Vendredi 20 octobre 2017 à 13h
Lieu : Paris 1e
Palais de Justice de Paris
Île de la Cité
4 boulevard du Palais
Métro Cité ou Châtelet

Condamné à 4 mois de prison ferme pour avoir filmé les violences policières lors d’un rassemblement contre la loi travail en 2016, Frédéric fait appel de son jugement.

Évènements Facebook
Procès en appel de Frédéric (4 mois ferme en 1ère instance)

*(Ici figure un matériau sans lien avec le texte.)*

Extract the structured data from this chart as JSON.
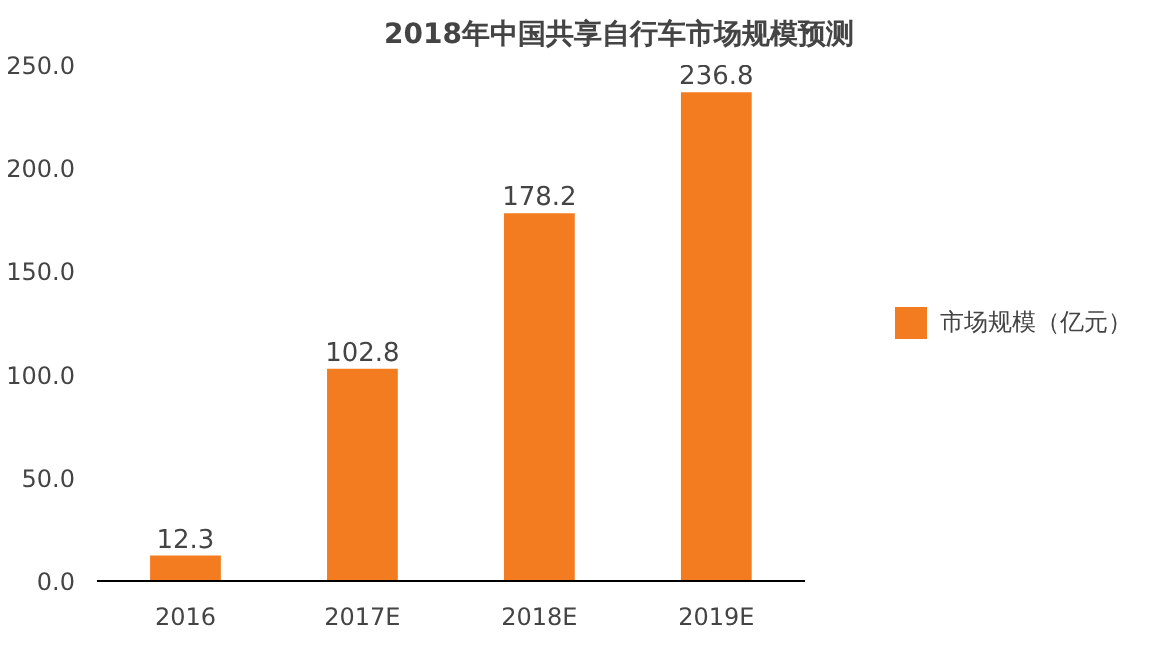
{
  "chart_data": {
    "type": "bar",
    "title": "2018年中国共享自行车市场规模预测",
    "categories": [
      "2016",
      "2017E",
      "2018E",
      "2019E"
    ],
    "series": [
      {
        "name": "市场规模（亿元）",
        "color": "#f47c20",
        "values": [
          12.3,
          102.8,
          178.2,
          236.8
        ]
      }
    ],
    "ylim": [
      0,
      250
    ],
    "yticks": [
      {
        "value": 0,
        "label": "0.0"
      },
      {
        "value": 50,
        "label": "50.0"
      },
      {
        "value": 100,
        "label": "100.0"
      },
      {
        "value": 150,
        "label": "150.0"
      },
      {
        "value": 200,
        "label": "200.0"
      },
      {
        "value": 250,
        "label": "250.0"
      }
    ],
    "data_labels": true,
    "grid": false,
    "legend": "right"
  }
}
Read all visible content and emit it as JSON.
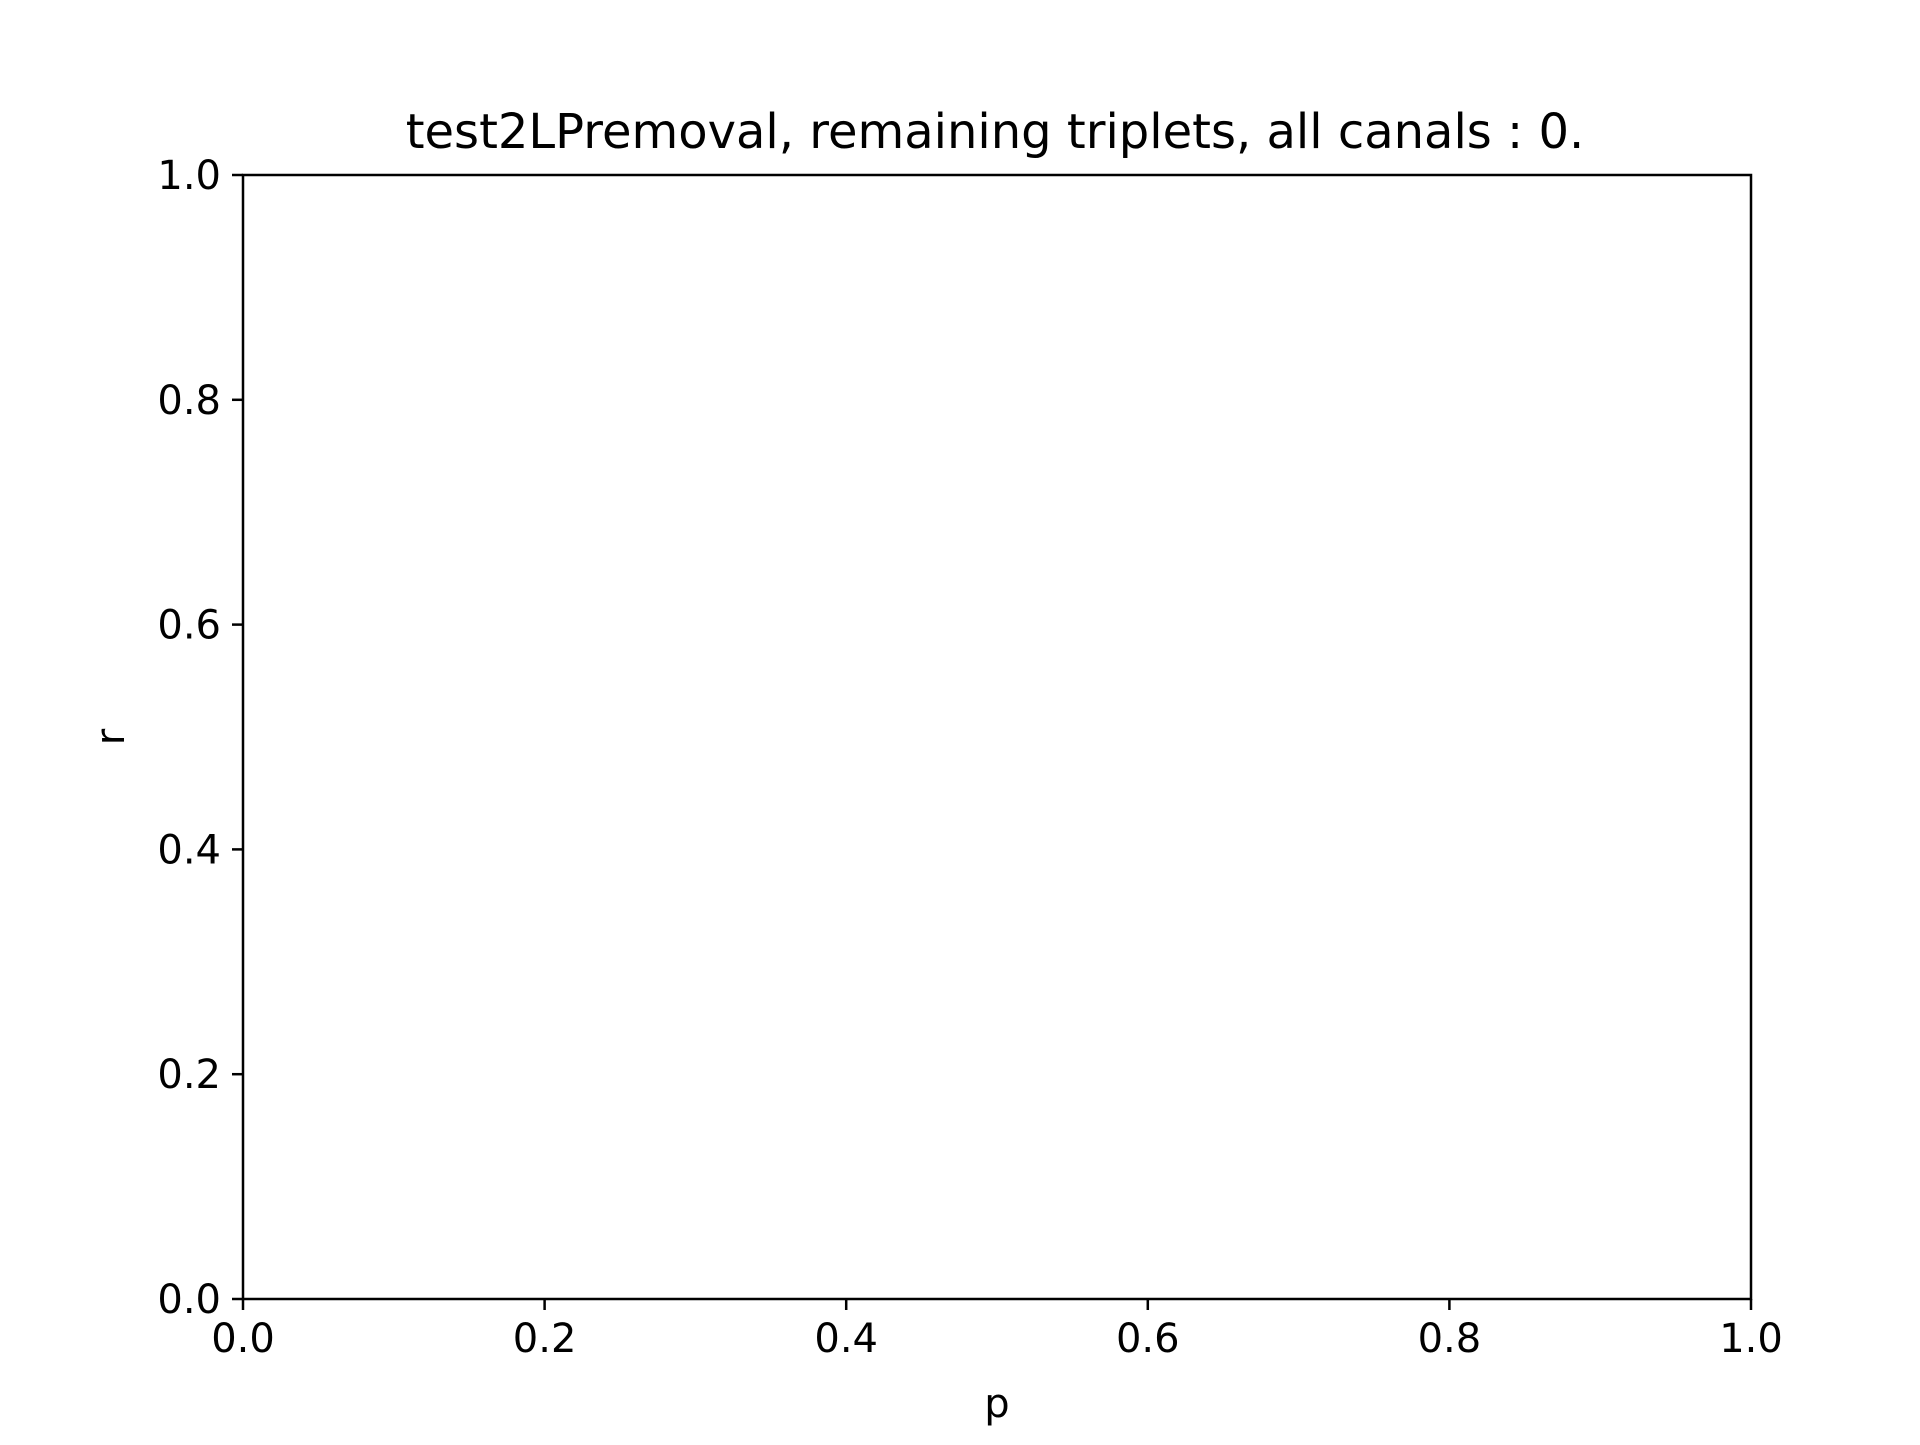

https://www.facebook.com/events/691...

Le 5 juillet 2016, le jour où Emmanuel Valls annonçait une nouvelle utilisation de l’article 49.3 pour faire passer la loi El Khomri, un rassemblement se tenait devant l’Assemblée Nationale. Les forces de l’ordre étaient en nombre important. Chaque manifestant a été fouillé à son arrivée, puis conduit dans une nasse géante sur le pont de la Concorde. Près d’un millier de personnes a ainsi été privé de liberté pendant plus de quatre heures. Certains CRS procédaient à des interpellations dans un rassemblement pourtant calme et encerclé. Des violences policières ont été recensées. Au moment de ces violences, certains CRS prenaient le soin d’écarter les photographes et les vidéastes. Plusieurs d’entre eux seront d’ailleurs conduit au poste de police pour des contrôles d’identité. Frédéric, lui, filmait d’un point haut, provisoirement à l’abri de la police. Un manifestant interpellé sera jugé pour rébellion et relaxé grâce à cette vidéo[1] (voir photo ci-contre).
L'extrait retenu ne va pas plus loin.